Mise en demeure

Mettre en demeure l’auteur avant l’hébergeur

L’hébergeur ne peut se substituer au juge. En effet, le Tribunal de Grande Instance (TGI) de Béziers par une ordonnance de référé en date du 8 avril 2011, a réaffirmé le principe selon lequel la responsabilité de l’hébergeur est engagée dès lors que l’auteur ou l’éditeur des propos litigieux a été notifié de l’infraction.

Les faits

En l’espèce, un internaute bloggeur s’estimait victime de calomnies ainsi que de la divulgation de son identité, malgré la diffusion de messages sur le blog « Overblog » par le biais d’un pseudonyme. Ainsi, le plaignant a tenté d’obtenir de l’hébergeur sur le fondement des lois LCEN et du 6 janvier 1978 « Informatique et Libertés » ainsi que des articles 9 et 1382 du Code civil la suppression des « abus de langage ».

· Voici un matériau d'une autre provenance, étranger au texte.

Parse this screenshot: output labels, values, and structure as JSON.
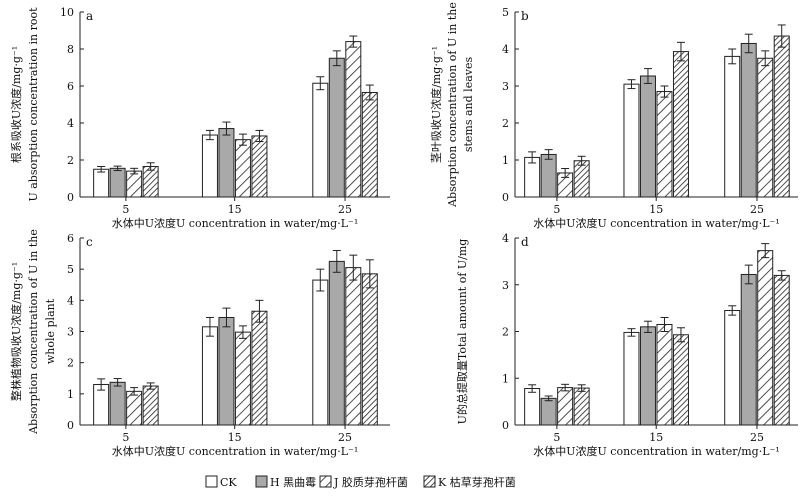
{
  "figure": {
    "legend": [
      {
        "label": "CK",
        "key": "ck"
      },
      {
        "label": "H 黑曲霉",
        "key": "h"
      },
      {
        "label": "J 胶质芽孢杆菌",
        "key": "j"
      },
      {
        "label": "K 枯草芽孢杆菌",
        "key": "k"
      }
    ],
    "colors": {
      "ck": "#ffffff",
      "h": "#a9a9a9",
      "stroke": "#222222"
    },
    "patterns": {
      "ck": "solid",
      "h": "solid",
      "j": "diagonal-hatch",
      "k": "dense-diagonal-hatch"
    }
  },
  "chart_data": [
    {
      "type": "bar",
      "panel": "a",
      "categories": [
        "5",
        "15",
        "25"
      ],
      "xlabel": "水体中U浓度U concentration in water/mg·L⁻¹",
      "ylabel_lines": [
        "根系吸收U浓度/mg·g⁻¹",
        "U absorption concentration in root"
      ],
      "ylim": [
        0,
        10
      ],
      "yticks": [
        "0",
        "2",
        "4",
        "6",
        "8",
        "10"
      ],
      "series": [
        {
          "name": "CK",
          "values": [
            1.5,
            3.35,
            6.15
          ],
          "errors": [
            0.15,
            0.25,
            0.35
          ]
        },
        {
          "name": "H 黑曲霉",
          "values": [
            1.55,
            3.7,
            7.5
          ],
          "errors": [
            0.12,
            0.35,
            0.4
          ]
        },
        {
          "name": "J 胶质芽孢杆菌",
          "values": [
            1.4,
            3.1,
            8.4
          ],
          "errors": [
            0.15,
            0.3,
            0.3
          ]
        },
        {
          "name": "K 枯草芽孢杆菌",
          "values": [
            1.65,
            3.3,
            5.65
          ],
          "errors": [
            0.2,
            0.3,
            0.4
          ]
        }
      ]
    },
    {
      "type": "bar",
      "panel": "b",
      "categories": [
        "5",
        "15",
        "25"
      ],
      "xlabel": "水体中U浓度U concentration in water/mg·L⁻¹",
      "ylabel_lines": [
        "茎叶吸收U浓度/mg·g⁻¹",
        "Absorption concentration of U in the",
        "stems and leaves"
      ],
      "ylim": [
        0,
        5
      ],
      "yticks": [
        "0",
        "1",
        "2",
        "3",
        "4",
        "5"
      ],
      "series": [
        {
          "name": "CK",
          "values": [
            1.07,
            3.05,
            3.8
          ],
          "errors": [
            0.15,
            0.12,
            0.2
          ]
        },
        {
          "name": "H 黑曲霉",
          "values": [
            1.15,
            3.27,
            4.15
          ],
          "errors": [
            0.13,
            0.2,
            0.25
          ]
        },
        {
          "name": "J 胶质芽孢杆菌",
          "values": [
            0.65,
            2.85,
            3.75
          ],
          "errors": [
            0.12,
            0.15,
            0.2
          ]
        },
        {
          "name": "K 枯草芽孢杆菌",
          "values": [
            0.98,
            3.93,
            4.35
          ],
          "errors": [
            0.12,
            0.25,
            0.3
          ]
        }
      ]
    },
    {
      "type": "bar",
      "panel": "c",
      "categories": [
        "5",
        "15",
        "25"
      ],
      "xlabel": "水体中U浓度U concentration in water/mg·L⁻¹",
      "ylabel_lines": [
        "整株植物吸收U浓度/mg·g⁻¹",
        "Absorption concentration of U in the",
        "whole plant"
      ],
      "ylim": [
        0,
        6
      ],
      "yticks": [
        "0",
        "1",
        "2",
        "3",
        "4",
        "5",
        "6"
      ],
      "series": [
        {
          "name": "CK",
          "values": [
            1.3,
            3.15,
            4.65
          ],
          "errors": [
            0.18,
            0.3,
            0.35
          ]
        },
        {
          "name": "H 黑曲霉",
          "values": [
            1.37,
            3.45,
            5.25
          ],
          "errors": [
            0.12,
            0.3,
            0.35
          ]
        },
        {
          "name": "J 胶质芽孢杆菌",
          "values": [
            1.08,
            2.98,
            5.05
          ],
          "errors": [
            0.12,
            0.2,
            0.4
          ]
        },
        {
          "name": "K 枯草芽孢杆菌",
          "values": [
            1.25,
            3.65,
            4.85
          ],
          "errors": [
            0.1,
            0.35,
            0.45
          ]
        }
      ]
    },
    {
      "type": "bar",
      "panel": "d",
      "categories": [
        "5",
        "15",
        "25"
      ],
      "xlabel": "水体中U浓度U concentration in water/mg·L⁻¹",
      "ylabel_lines": [
        "U的总提取量Total amount of U/mg"
      ],
      "ylim": [
        0,
        4
      ],
      "yticks": [
        "0",
        "1",
        "2",
        "3",
        "4"
      ],
      "series": [
        {
          "name": "CK",
          "values": [
            0.78,
            1.98,
            2.45
          ],
          "errors": [
            0.08,
            0.08,
            0.1
          ]
        },
        {
          "name": "H 黑曲霉",
          "values": [
            0.57,
            2.1,
            3.22
          ],
          "errors": [
            0.05,
            0.12,
            0.2
          ]
        },
        {
          "name": "J 胶质芽孢杆菌",
          "values": [
            0.8,
            2.15,
            3.73
          ],
          "errors": [
            0.07,
            0.15,
            0.15
          ]
        },
        {
          "name": "K 枯草芽孢杆菌",
          "values": [
            0.79,
            1.93,
            3.2
          ],
          "errors": [
            0.07,
            0.15,
            0.1
          ]
        }
      ]
    }
  ]
}
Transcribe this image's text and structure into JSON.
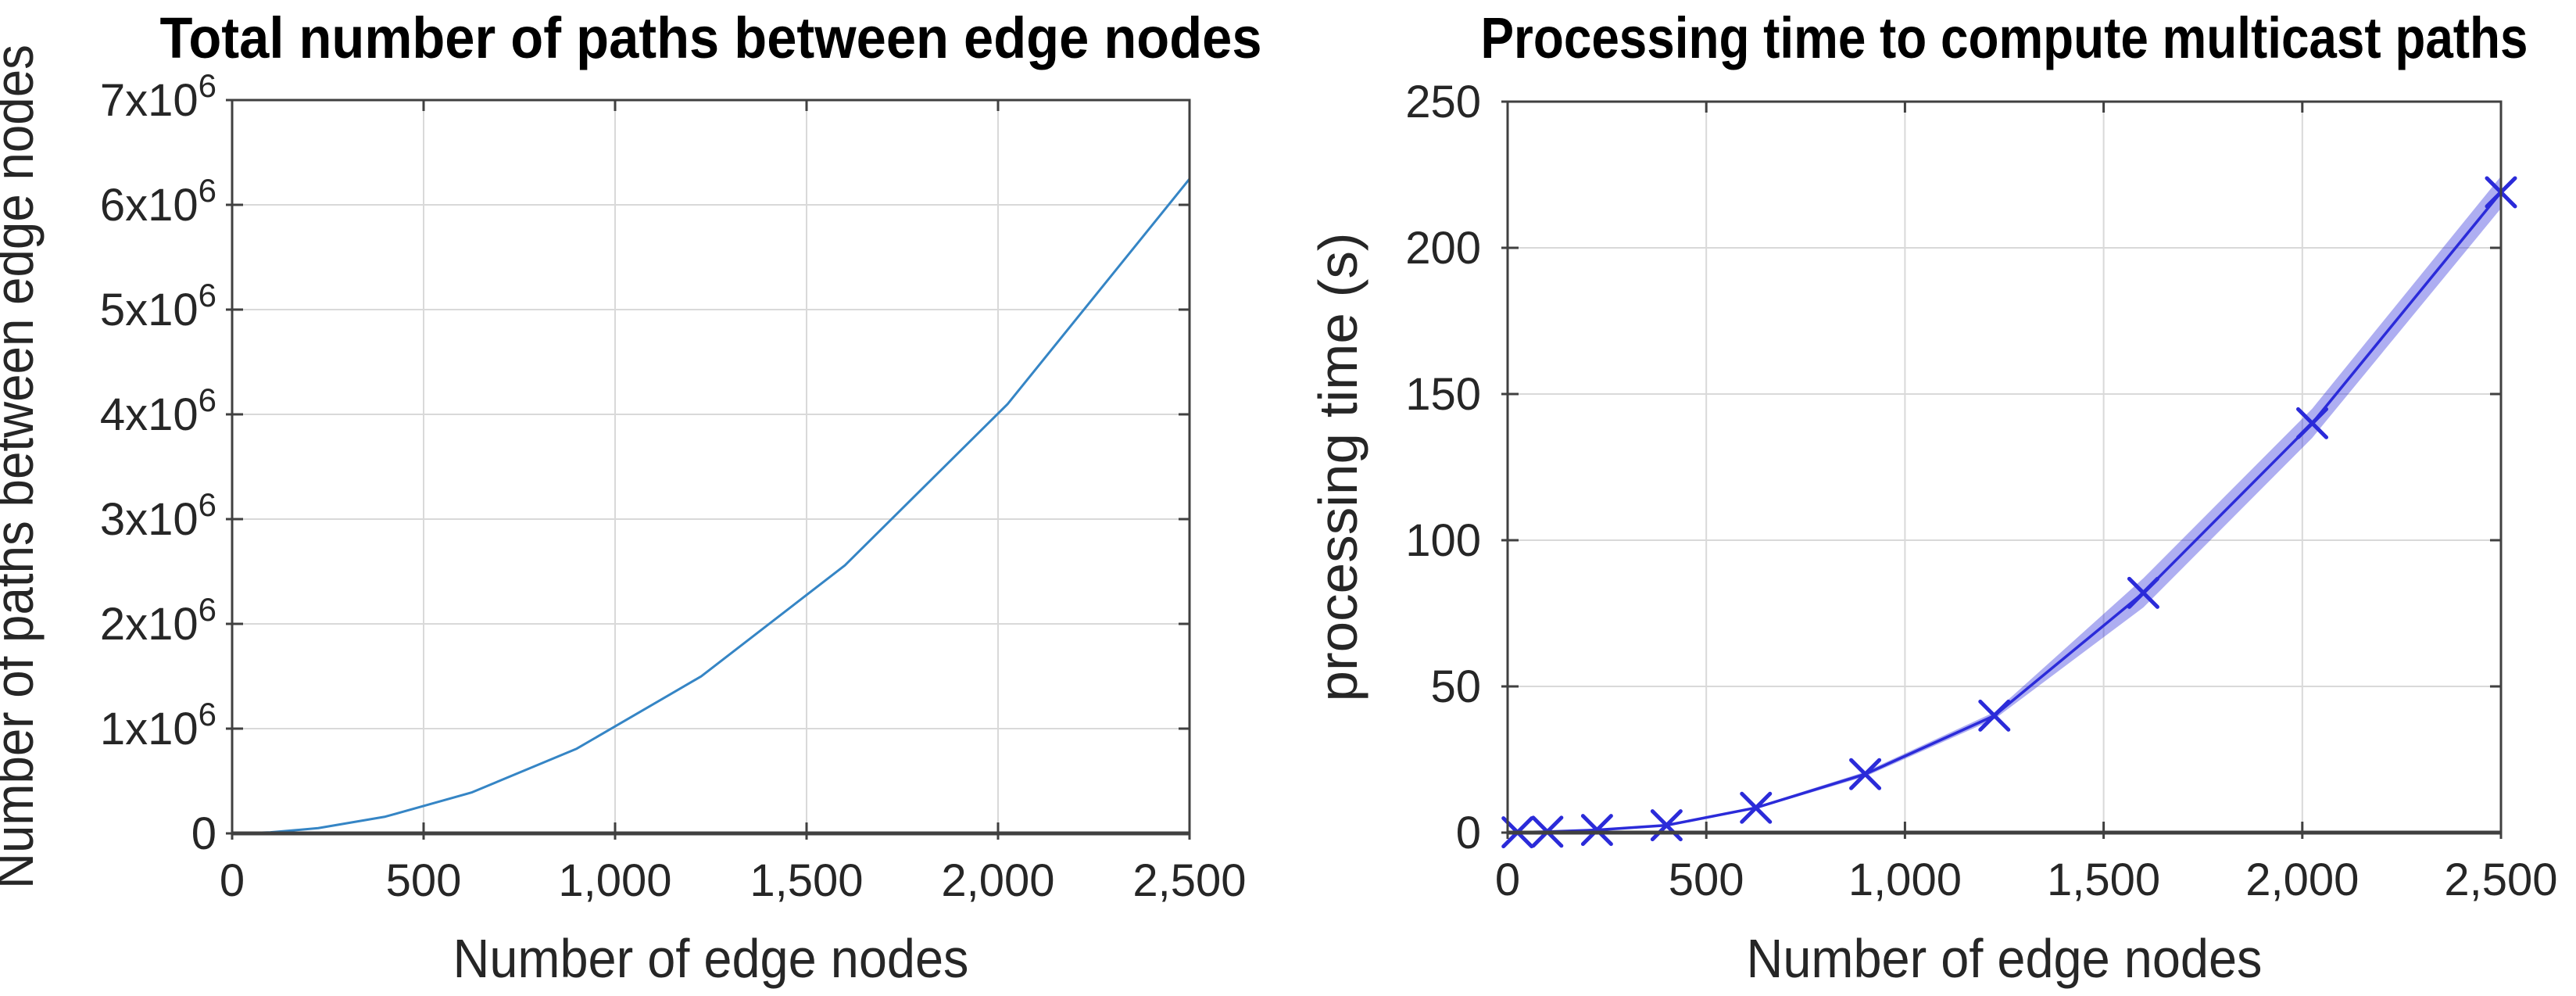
{
  "figure": {
    "background": "#ffffff",
    "panel_count": 2
  },
  "chart_data": [
    {
      "type": "line",
      "title": "Total number of paths between edge nodes",
      "xlabel": "Number of edge nodes",
      "ylabel": "Number of paths between edge nodes",
      "x": [
        25,
        100,
        225,
        400,
        625,
        900,
        1225,
        1600,
        2025,
        2500
      ],
      "y": [
        600,
        9900,
        50400,
        159600,
        390000,
        809100,
        1499400,
        2558400,
        4098600,
        6247500
      ],
      "xlim": [
        0,
        2500
      ],
      "ylim": [
        0,
        7000000
      ],
      "x_ticks": [
        0,
        500,
        1000,
        1500,
        2000,
        2500
      ],
      "x_tick_labels": [
        "0",
        "500",
        "1,000",
        "1,500",
        "2,000",
        "2,500"
      ],
      "y_ticks": [
        0,
        1000000,
        2000000,
        3000000,
        4000000,
        5000000,
        6000000,
        7000000
      ],
      "y_tick_labels": [
        "0",
        "1x10^6",
        "2x10^6",
        "3x10^6",
        "4x10^6",
        "5x10^6",
        "6x10^6",
        "7x10^6"
      ],
      "grid": true,
      "legend": "none",
      "marker": "none",
      "line_color": "#3585c5",
      "line_width": 3
    },
    {
      "type": "line",
      "title": "Processing time to compute multicast paths",
      "xlabel": "Number of edge nodes",
      "ylabel": "processing time (s)",
      "x": [
        25,
        100,
        225,
        400,
        625,
        900,
        1225,
        1600,
        2025,
        2500
      ],
      "y": [
        0.1,
        0.3,
        0.9,
        2.5,
        8.5,
        20,
        40,
        82,
        140,
        219
      ],
      "band_halfwidth": [
        0.05,
        0.1,
        0.15,
        0.25,
        0.4,
        0.8,
        1.2,
        5,
        5,
        5.5
      ],
      "xlim": [
        0,
        2500
      ],
      "ylim": [
        0,
        250
      ],
      "x_ticks": [
        0,
        500,
        1000,
        1500,
        2000,
        2500
      ],
      "x_tick_labels": [
        "0",
        "500",
        "1,000",
        "1,500",
        "2,000",
        "2,500"
      ],
      "y_ticks": [
        0,
        50,
        100,
        150,
        200,
        250
      ],
      "y_tick_labels": [
        "0",
        "50",
        "100",
        "150",
        "200",
        "250"
      ],
      "grid": true,
      "legend": "none",
      "marker": "x",
      "line_color": "#2b2bd9",
      "line_width": 3.5,
      "band_color": "rgba(43,43,217,0.38)"
    }
  ],
  "style_colors": {
    "grid_color": "#d9d9d9",
    "frame_color": "#404040",
    "tick_label_color": "#262626",
    "title_color": "#000000"
  }
}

« Overblog » simple hébergeur

Contrairement aux allégations du bloggeur, le juge retient que « Overblog » est un hébergeur et en conséquence, la responsabilité dudit site Internet recherchée sur la base des articles du Code Civil sont inapplicables. En effet, seule la responsabilité de l’auteur des messages litigieux aurait pu être engagée sur de tels fondements. Or, aucune action à l’encontre de ce dernier n’a été réalisée.

De plus, au regard de la loi « Informatique et Libertés », le juge a considéré que les captures d’écran et le constat produits par le demandeur constituaient « un ensemble d’articles de manière décousue et dépourvue de toute cohérence chronologique ou thématique ». Par conséquent, ces pièces sont « insuffisantes à démontrer l’existence d’un traitement allégué des données à caractère personnel qu’il soit automatisé ou qu’il conduise à l’insertion de ces données dans un fichier entraînant l’application revendiquée des dispositions de l’article 38 de la loi du 6 janvier 1978 ».

Enfin, sur la responsabilité de l’hébergeur eu égard aux dispositions de la loi LCEN, invoquée à titre subsidiaire, le TGI a estimé que le demandeur aurait dû poursuivre l’auteur des « abus de langage » sous réserves que ces propos constituent des actes de diffamation ou d’injure.
Ainsi, il est retenu que le bloggeur n’a pas prouvé la notification préalable des propos litigieux à l’auteur ou à l’éditeur, « formalité essentielle dont le refus de procéder à leur suppression déclenche alors le mécanisme susceptible d’engager la responsabilité de l’hébergeur ».
En outre, le juge précise qu’à l’exception de contenus qui présentent un caractère manifestement illicite tels que l’apologie des crimes contre l’humanité, l’incitation à la haine raciale, la pornographie enfantine, l’incitation à la violence ou les atteintes à la dignité humaine, les faits doivent être exclusivement présentés au juge. En effet, en aucun cas l’hébergeur, qui n’est astreint à aucune obligation de surveillance et de contrôle, ne peut se substituer au juge pour apprécier le caractère illicite des faits dénoncés.

L’auteur mis en demeure avant l’hébergeur

En conclusion, préalablement à la mise en demeure de l’hébergeur, il convient de notifier à l’auteur et/ou l’éditeur les faits litigieux. A défaut, outre la non exécution des demandes de la victime, la responsabilité de l’hébergeur ne pourra être recherchée.